Entre mis antepasados había un
gallego dueño de un palacete. El tal pariente, gordo y bugarrón hasta caerse
para atrás, era un comerciante de vinos que había hecho algunos cuatrines
dándole el culo con altos intereses a ciertos clientes más que con los vinos.
Un día se empató con un tal Cristóbal apostador de carreras de caballos. Y
Cristóbal, tal vez porque estaba cansado de girar por las ruedas de maricas
desplumados sin lograr una vida estable, decidió proponerle a mi pariente una
especie de matrimonio. La pareja vivió feliz por mucho tiempo, hasta que
Cristóbal murió, dicen que de apendicitis. En fin, que el gordo de los vinos se
cargó de repente con una fortuna y la invirtió en la casa. Hoy, lo que otrora
fuera el palacete, reluce en la ciudad como policlínico dental. Eso es para que
tengamos una idea de que, al final, las casas no tienen ni nombre ni dueño. ¡Y
bien! Quizás sea esta una buena razón para luchar por obtener la casa de mis
sueños, que no es de nadie, aunque esté habitada. La posesión es, en tal caso,
relativa.
Mi plan era el siguiente: buscar
los documentos de la propiedad de mi pariente; es decir, el título del
palacete, y luego recuperarlo. No porque quisiera yo esa casa-policlínico
destartalada, sino porque quién sabe, dependiendo del valor que tuviera la
podría cambiar por la otra, la de los espectros… Un lío, ya lo sé.
Era una oficina… un establo…
Bueno, era un lugar que daba grima. Hasta allí tuve que llegar con un facsímil
del testamento que el gordo bugarrón de los vinos había dejado a una tía de mi
madre, ésta también “pasada a la historia” no se sabe desde cuándo. En aquel
puesto ocre todo olía a materia en descomposición: archivos desvencijados
expelían un ácido que la alta temperatura del verano terminaba por convertir en
vapor. La mujer que me atendió mascaba chicle. Un ventilador Westinghouse
de los años cincuenta le revolvía el moño desde el falso techo.
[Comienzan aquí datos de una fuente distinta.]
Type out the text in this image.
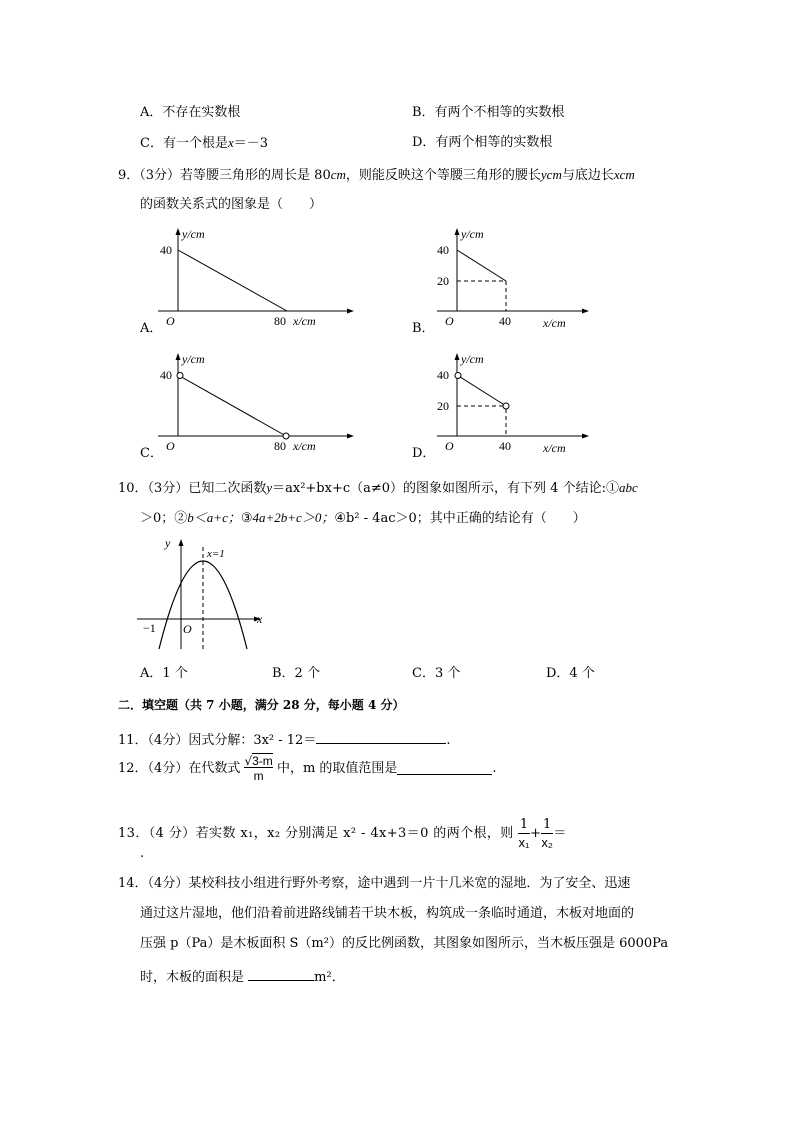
A．不存在实数根	B．有两个不相等的实数根
C．有一个根是x＝－3	D．有两个相等的实数根
9．（3分）若等腰三角形的周长是 80cm，则能反映这个等腰三角形的腰长ycm与底边长xcm
的函数关系式的图象是（　　）
A．	B．
C．	D．
y/cm
40
O	80 x/cm
y/cm
40
20
O	40	x/cm
y/cm
40
O	80 x/cm
y/cm
40
20
O	40	x/cm
10．（3分）已知二次函数y＝ax²+bx+c（a≠0）的图象如图所示，有下列 4 个结论:①abc
＞0；②b＜a+c；③4a+2b+c＞0；④b² - 4ac＞0；其中正确的结论有（　　）
y
x
x=1
−1 O
A．1 个	B．2 个	C．3 个	D．4 个
二．填空题（共 7 小题，满分 28 分，每小题 4 分）
11．（4分）因式分解：3x² - 12＝	.
12．（4分）在代数式 $\frac{√3-m}{m}$ 中，m 的取值范围是	.
13．（4 分）若实数 x₁，x₂ 分别满足 x² - 4x+3＝0 的两个根，则 $\frac{1}{\text{x₁}} + \frac{1}{\text{x₂}}$ ＝
.
14．（4分）某校科技小组进行野外考察，途中遇到一片十几米宽的湿地．为了安全、迅速
通过这片湿地，他们沿着前进路线铺若干块木板，构筑成一条临时通道，木板对地面的
压强 p（Pa）是木板面积 S（m²）的反比例函数，其图象如图所示，当木板压强是 6000Pa
时，木板的面积是	m²．
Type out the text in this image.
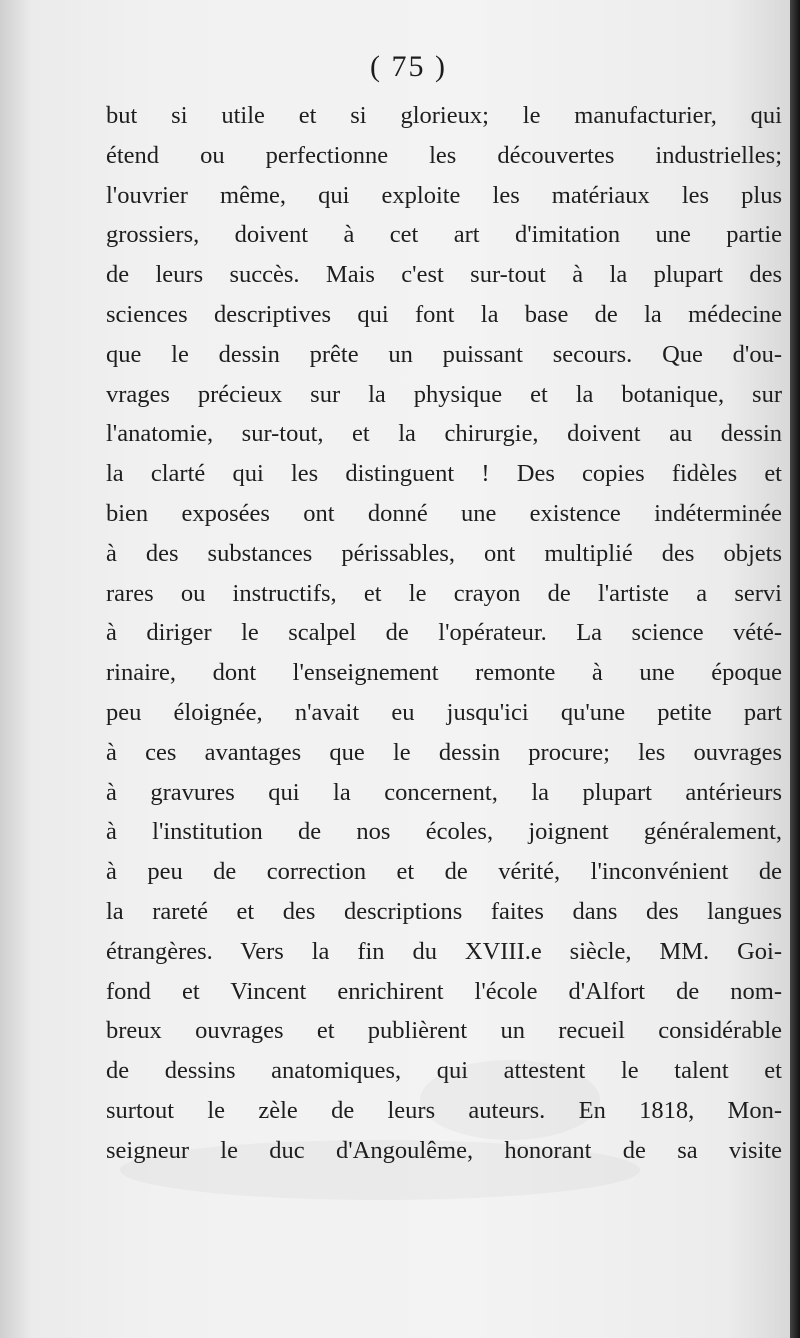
( 75 )
but si utile et si glorieux; le manufacturier, qui
étend ou perfectionne les découvertes industrielles;
l'ouvrier même, qui exploite les matériaux les plus
grossiers, doivent à cet art d'imitation une partie
de leurs succès. Mais c'est sur-tout à la plupart des
sciences descriptives qui font la base de la médecine
que le dessin prête un puissant secours. Que d'ou-
vrages précieux sur la physique et la botanique, sur
l'anatomie, sur-tout, et la chirurgie, doivent au dessin
la clarté qui les distinguent ! Des copies fidèles et
bien exposées ont donné une existence indéterminée
à des substances périssables, ont multiplié des objets
rares ou instructifs, et le crayon de l'artiste a servi
à diriger le scalpel de l'opérateur. La science vété-
rinaire, dont l'enseignement remonte à une époque
peu éloignée, n'avait eu jusqu'ici qu'une petite part
à ces avantages que le dessin procure; les ouvrages
à gravures qui la concernent, la plupart antérieurs
à l'institution de nos écoles, joignent généralement,
à peu de correction et de vérité, l'inconvénient de
la rareté et des descriptions faites dans des langues
étrangères. Vers la fin du XVIII.e siècle, MM. Goi-
fond et Vincent enrichirent l'école d'Alfort de nom-
breux ouvrages et publièrent un recueil considérable
de dessins anatomiques, qui attestent le talent et
surtout le zèle de leurs auteurs. En 1818, Mon-
seigneur le duc d'Angoulême, honorant de sa visite
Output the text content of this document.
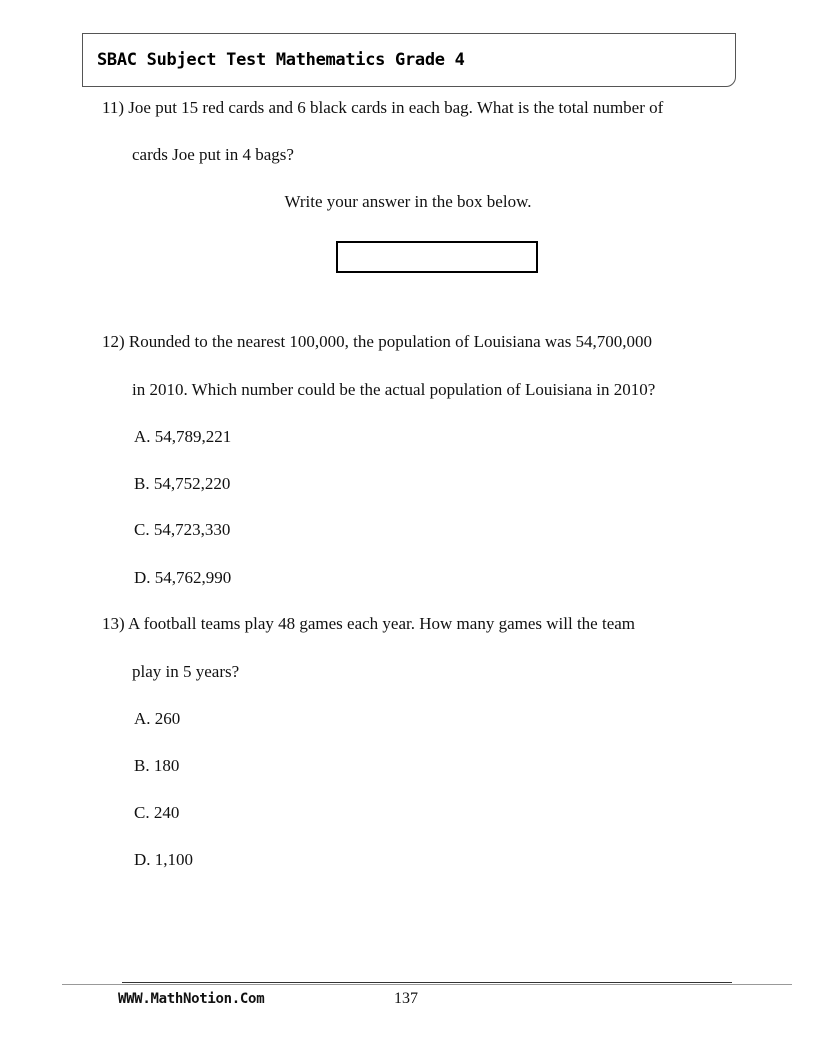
SBAC Subject Test Mathematics Grade 4
11) Joe put 15 red cards and 6 black cards in each bag. What is the total number of
cards Joe put in 4 bags?
Write your answer in the box below.
12) Rounded to the nearest 100,000, the population of Louisiana was 54,700,000
in 2010. Which number could be the actual population of Louisiana in 2010?
A. 54,789,221
B. 54,752,220
C. 54,723,330
D. 54,762,990
13) A football teams play 48 games each year. How many games will the team
play in 5 years?
A. 260
B. 180
C. 240
D. 1,100
WWW.MathNotion.Com	137
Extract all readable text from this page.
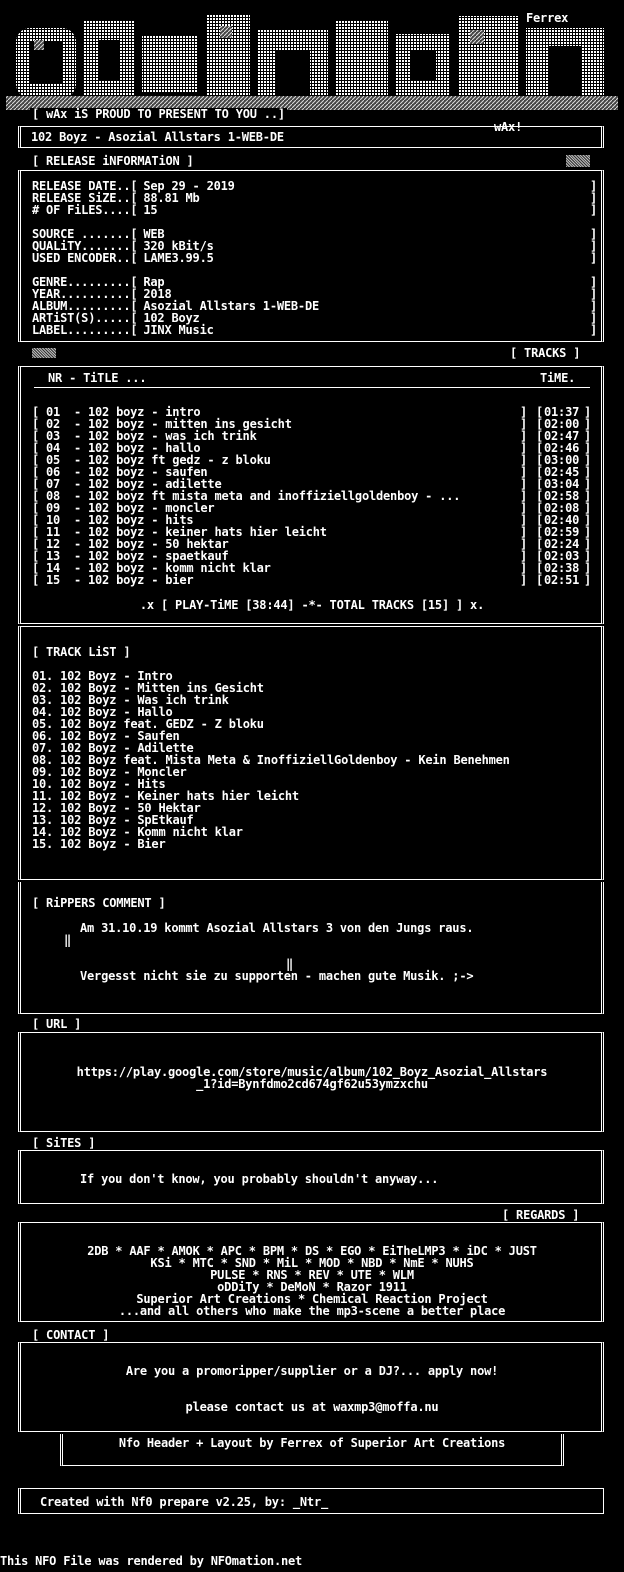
Ferrex
[ wAx iS PROUD TO PRESENT TO YOU ..]
wAx!
102 Boyz - Asozial Allstars 1-WEB-DE
[ RELEASE iNFORMATiON ]
RELEASE DATE..[ Sep 29 - 2019	]
RELEASE SiZE..[ 88.81 Mb	]
# OF FiLES....[ 15	]
SOURCE .......[ WEB	]
QUALiTY.......[ 320 kBit/s	]
USED ENCODER..[ LAME3.99.5	]
GENRE.........[ Rap	]
YEAR..........[ 2018	]
ALBUM.........[ Asozial Allstars 1-WEB-DE	]
ARTiST(S).....[ 102 Boyz	]
LABEL.........[ JINX Music	]
[ TRACKS ]
NR - TiTLE ...	TiME.
[ 01 - 102 boyz - intro	] [ 01:37 ]
[ 02 - 102 boyz - mitten ins gesicht	] [ 02:00 ]
[ 03 - 102 boyz - was ich trink	] [ 02:47 ]
[ 04 - 102 boyz - hallo	] [ 02:46 ]
[ 05 - 102 boyz ft gedz - z bloku	] [ 03:00 ]
[ 06 - 102 boyz - saufen	] [ 02:45 ]
[ 07 - 102 boyz - adilette	] [ 03:04 ]
[ 08 - 102 boyz ft mista meta and inoffiziellgoldenboy - ...	] [ 02:58 ]
[ 09 - 102 boyz - moncler	] [ 02:08 ]
[ 10 - 102 boyz - hits	] [ 02:40 ]
[ 11 - 102 boyz - keiner hats hier leicht	] [ 02:59 ]
[ 12 - 102 boyz - 50 hektar	] [ 02:24 ]
[ 13 - 102 boyz - spaetkauf	] [ 02:03 ]
[ 14 - 102 boyz - komm nicht klar	] [ 02:38 ]
[ 15 - 102 boyz - bier	] [ 02:51 ]
.x [ PLAY-TiME [38:44] -*- TOTAL TRACKS [15] ] x.
[ TRACK LiST ]
01. 102 Boyz - Intro
02. 102 Boyz - Mitten ins Gesicht
03. 102 Boyz - Was ich trink
04. 102 Boyz - Hallo
05. 102 Boyz feat. GEDZ - Z bloku
06. 102 Boyz - Saufen
07. 102 Boyz - Adilette
08. 102 Boyz feat. Mista Meta & InoffiziellGoldenboy - Kein Benehmen
09. 102 Boyz - Moncler
10. 102 Boyz - Hits
11. 102 Boyz - Keiner hats hier leicht
12. 102 Boyz - 50 Hektar
13. 102 Boyz - SpEtkauf
14. 102 Boyz - Komm nicht klar
15. 102 Boyz - Bier
[ RiPPERS COMMENT ]
Am 31.10.19 kommt Asozial Allstars 3 von den Jungs raus.
‖
‖
Vergesst nicht sie zu supporten - machen gute Musik. ;->
[ URL ]
https://play.google.com/store/music/album/102_Boyz_Asozial_Allstars
_1?id=Bynfdmo2cd674gf62u53ymzxchu
[ SiTES ]
If you don't know, you probably shouldn't anyway...
[ REGARDS ]
2DB * AAF * AMOK * APC * BPM * DS * EGO * EiTheLMP3 * iDC * JUST
KSi * MTC * SND * MiL * MOD * NBD * NmE * NUHS
PULSE * RNS * REV * UTE * WLM
oDDiTy * DeMoN * Razor 1911
Superior Art Creations * Chemical Reaction Project
...and all others who make the mp3-scene a better place
[ CONTACT ]
Are you a promoripper/supplier or a DJ?... apply now!
please contact us at waxmp3@moffa.nu
Nfo Header + Layout by Ferrex of Superior Art Creations
Created with Nf0 prepare v2.25, by: _Ntr_
This NFO File was rendered by NFOmation.net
—Pero esto no tiene ningún efecto
legal… Este documento lo puedes llevar mejor al archivo nacional como cosa
histórica…
—Como cosa histórica… ¿de valor?
—Bueno, no sé si de valor, pero
la verdad es que hasta la caligrafía es de otra época y no hay ni quien la
entienda ni nada…
¿Hasta qué punto debía insistir?
Claro que eso de tener en mis manos un documento histórico no estaba del todo
mal. Pero lo de la herencia de la tía de mi madre era más importante. A veces
las ideas descabelladas resultan ser las mejores.
—Insisto. Si miras bien el
testamento, verás que no fue nunca hecho valer.
La mujer del moño hizo una mueca.
—Por casualidad, ¿eres abogada?
—Bueno, más o menos…
—Te pregunto, pues tú sabes que
para abrir legalmente este testamento tendría que comparecer ante un notario la
heredera, esa señora tía de…
—… de mi madre. Claro. Pero es
que esa persona está muerta. Y…
—¿… Y…?
—Estoy yo en su lugar, que soy la
sobrina-nieta, heredera de la tía de mi madre. Y para demostrarlo, traigo otro
documento en el que mi tía-abuela deja escrito que yo soy su heredera
universal…
Todo inútil. Pasaba siempre para
ir al supermercado donde, ¡total!, nada compraba. Y veía la casa. Cerrada.
Silenciosa pero viva. Linda como un sol. Mi casa que no era, ni sería mía.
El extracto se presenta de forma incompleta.